The book title resonated with me and pretty much everyone else. Basically, if you were not paranoid/worried about the markets, the competition or your product you would be finished. That worked for Intel for many, many years….till it stopped working for them.
If you look around today there are 3 big baskets where computer chips are used – mobile phones, laptops/desktops and data centers. Bit by bit, Intel is losing marketshare or worse not even playing in certain markets. Let’s go through all 3.
This by far has to be the biggest miss for Intel, they are completely absent from one of the biggest consumer electronics growth stories ever. Back in 2005/6 a year before the iPhone launched, Paul Otellini the CEO of Intel decided to pass on making chips for the iPhone because they felt it was not worth their time and effort.
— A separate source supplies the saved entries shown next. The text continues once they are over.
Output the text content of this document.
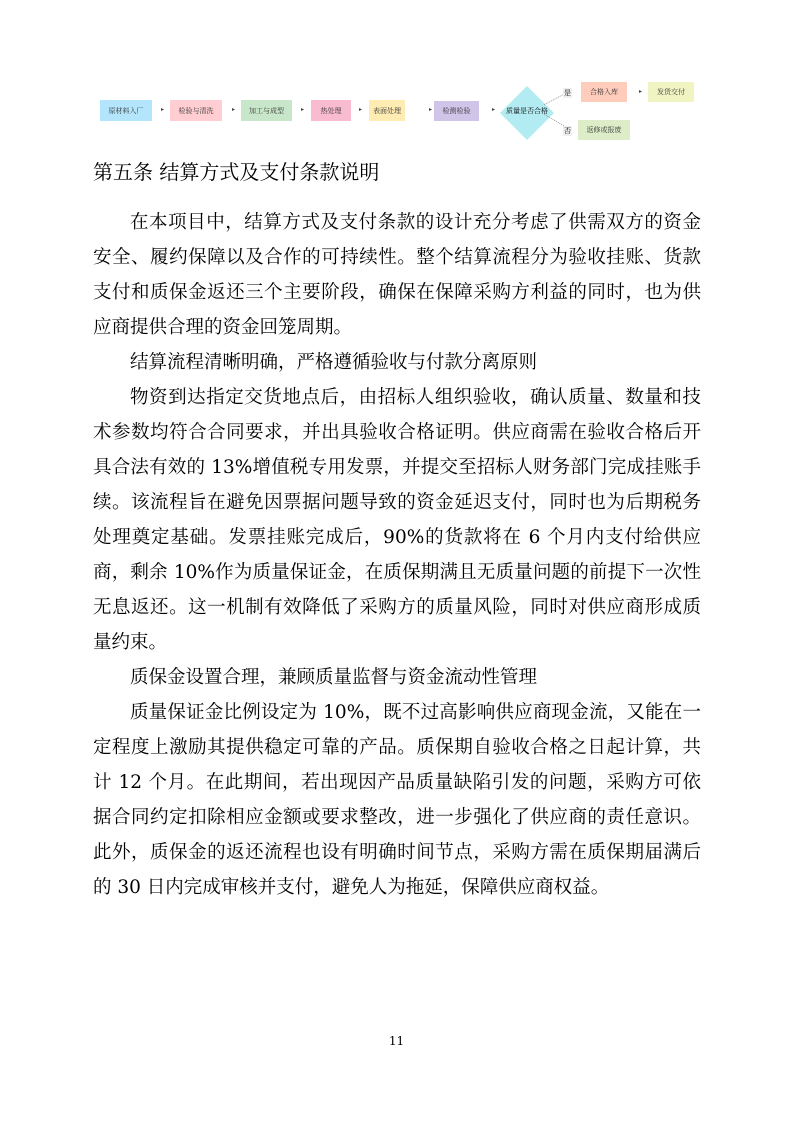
原材料入厂	▸	检验与清洗	▸	加工与成型	▸	热处理	▸	表面处理	▸	检测检验	▸	质量是否合格
是
否
合格入库	▸	发货交付
返修或报废
第五条 结算方式及支付条款说明

在本项目中，结算方式及支付条款的设计充分考虑了供需双方的资金安全、履约保障以及合作的可持续性。整个结算流程分为验收挂账、货款支付和质保金返还三个主要阶段，确保在保障采购方利益的同时，也为供应商提供合理的资金回笼周期。

结算流程清晰明确，严格遵循验收与付款分离原则

物资到达指定交货地点后，由招标人组织验收，确认质量、数量和技术参数均符合合同要求，并出具验收合格证明。供应商需在验收合格后开具合法有效的 13%增值税专用发票，并提交至招标人财务部门完成挂账手续。该流程旨在避免因票据问题导致的资金延迟支付，同时也为后期税务处理奠定基础。发票挂账完成后，90%的货款将在 6 个月内支付给供应商，剩余 10%作为质量保证金，在质保期满且无质量问题的前提下一次性无息返还。这一机制有效降低了采购方的质量风险，同时对供应商形成质量约束。

质保金设置合理，兼顾质量监督与资金流动性管理

质量保证金比例设定为 10%，既不过高影响供应商现金流，又能在一定程度上激励其提供稳定可靠的产品。质保期自验收合格之日起计算，共计 12 个月。在此期间，若出现因产品质量缺陷引发的问题，采购方可依据合同约定扣除相应金额或要求整改，进一步强化了供应商的责任意识。此外，质保金的返还流程也设有明确时间节点，采购方需在质保期届满后的 30 日内完成审核并支付，避免人为拖延，保障供应商权益。

11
They were “all-in” for personal computers, in fact they had just sealed a deal in June 2005 to help Apple switch to Intel-based Macs and they felt that was their core strength and the future of computing. When Paul Otellini retired from Intel he gave several interviews on how they blew the opportunity to be inside the iPhone and potentially changing the course of Intel.
Laptops & Desktops
As I mentioned, back in June 2005 Intel was on a high because they just struck a massive deal to supply computer chips to Apple. Previously, Apple computers ran on the PowerPC chip but those chips were slow compared to what Intel offered and hence Apple decided to switch. And, yet again Apple has decided to switch the chips inside their computers. It’s anticipated next week that Apple will unveil it’s newest computers with Apple designed chips that use the ARM64 architecture. Which means goodbye Intel, and yet another hit to the revenue of Intel. I predict this will also happen with Windows machines that will be powered by ARM64 chips. Which means they will lose even more market share in the laptop and desktop market.
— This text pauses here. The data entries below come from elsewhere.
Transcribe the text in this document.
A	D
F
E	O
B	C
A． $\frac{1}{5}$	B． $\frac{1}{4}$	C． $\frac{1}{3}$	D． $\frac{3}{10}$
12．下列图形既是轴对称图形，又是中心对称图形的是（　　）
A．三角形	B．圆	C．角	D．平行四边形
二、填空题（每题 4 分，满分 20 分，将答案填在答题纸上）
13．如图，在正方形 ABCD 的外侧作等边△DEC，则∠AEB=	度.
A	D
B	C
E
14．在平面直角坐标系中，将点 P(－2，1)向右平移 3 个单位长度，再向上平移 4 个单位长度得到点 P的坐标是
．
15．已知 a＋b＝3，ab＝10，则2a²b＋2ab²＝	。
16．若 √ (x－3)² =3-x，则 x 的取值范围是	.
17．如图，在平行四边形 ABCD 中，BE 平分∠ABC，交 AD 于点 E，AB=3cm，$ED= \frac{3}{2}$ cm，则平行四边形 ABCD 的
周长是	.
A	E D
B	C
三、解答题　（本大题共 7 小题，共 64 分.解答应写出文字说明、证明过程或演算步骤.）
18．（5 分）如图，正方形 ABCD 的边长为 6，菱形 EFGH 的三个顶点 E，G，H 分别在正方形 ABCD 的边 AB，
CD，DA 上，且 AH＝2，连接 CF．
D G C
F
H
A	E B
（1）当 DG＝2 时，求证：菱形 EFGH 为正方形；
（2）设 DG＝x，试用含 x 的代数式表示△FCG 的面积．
Last month, when Intel announced their earnings it was clear even their data center sales were getting affected. Amazon Web Services (AWS) is the largest cloud provider and buyer of these Intel chips but even they have been working on their own chips. The AWS Graviton line of processors are custom built by Amazon Web Services using 64-bit Arm Neoverse architecture.
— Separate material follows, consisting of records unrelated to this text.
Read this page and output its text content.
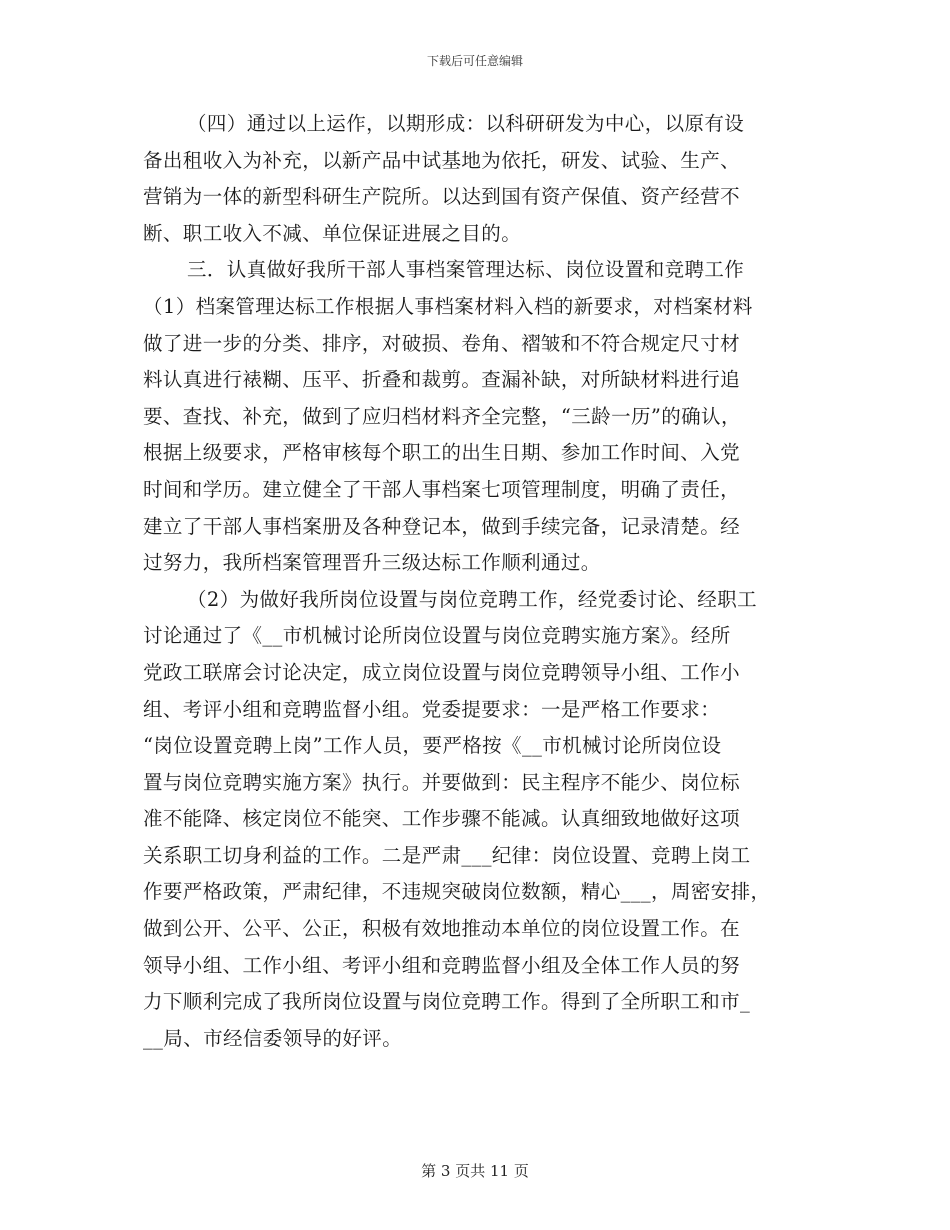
下载后可任意编辑
（四）通过以上运作，以期形成：以科研研发为中心，以原有设
备出租收入为补充，以新产品中试基地为依托，研发、试验、生产、
营销为一体的新型科研生产院所。以达到国有资产保值、资产经营不
断、职工收入不减、单位保证进展之目的。
三．认真做好我所干部人事档案管理达标、岗位设置和竞聘工作
（1）档案管理达标工作根据人事档案材料入档的新要求，对档案材料
做了进一步的分类、排序，对破损、卷角、褶皱和不符合规定尺寸材
料认真进行裱糊、压平、折叠和裁剪。查漏补缺，对所缺材料进行追
要、查找、补充，做到了应归档材料齐全完整，“三龄一历”的确认，
根据上级要求，严格审核每个职工的出生日期、参加工作时间、入党
时间和学历。建立健全了干部人事档案七项管理制度，明确了责任，
建立了干部人事档案册及各种登记本，做到手续完备，记录清楚。经
过努力，我所档案管理晋升三级达标工作顺利通过。
（2）为做好我所岗位设置与岗位竞聘工作，经党委讨论、经职工
讨论通过了《__市机械讨论所岗位设置与岗位竞聘实施方案》。经所
党政工联席会讨论决定，成立岗位设置与岗位竞聘领导小组、工作小
组、考评小组和竞聘监督小组。党委提要求：一是严格工作要求：
“岗位设置竞聘上岗”工作人员，要严格按《__市机械讨论所岗位设
置与岗位竞聘实施方案》执行。并要做到：民主程序不能少、岗位标
准不能降、核定岗位不能突、工作步骤不能减。认真细致地做好这项
关系职工切身利益的工作。二是严肃___纪律：岗位设置、竞聘上岗工
作要严格政策，严肃纪律，不违规突破岗位数额，精心___，周密安排，
做到公开、公平、公正，积极有效地推动本单位的岗位设置工作。在
领导小组、工作小组、考评小组和竞聘监督小组及全体工作人员的努
力下顺利完成了我所岗位设置与岗位竞聘工作。得到了全所职工和市_
__局、市经信委领导的好评。
第 3 页共 11 页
Instead of paying Intel for their intellectual property and manufacturing, everyone now wants to license the architecture from ARM and then bid out the making of the silicon wafers to Taiwan Semiconductor Manufacturing Company (TSMC), GlobalFoundries or Samsung Foundry. This has put the pressure on Intel to deliver and they have failed. Hence everyone is bailing on Intel.
In my estimate, Intel stopped being paranoid somewhere in 2005 when they got the large Apple order for computers and let the iPhone team fend for themselves. Probably, one of the dumbest corporate moves of all time.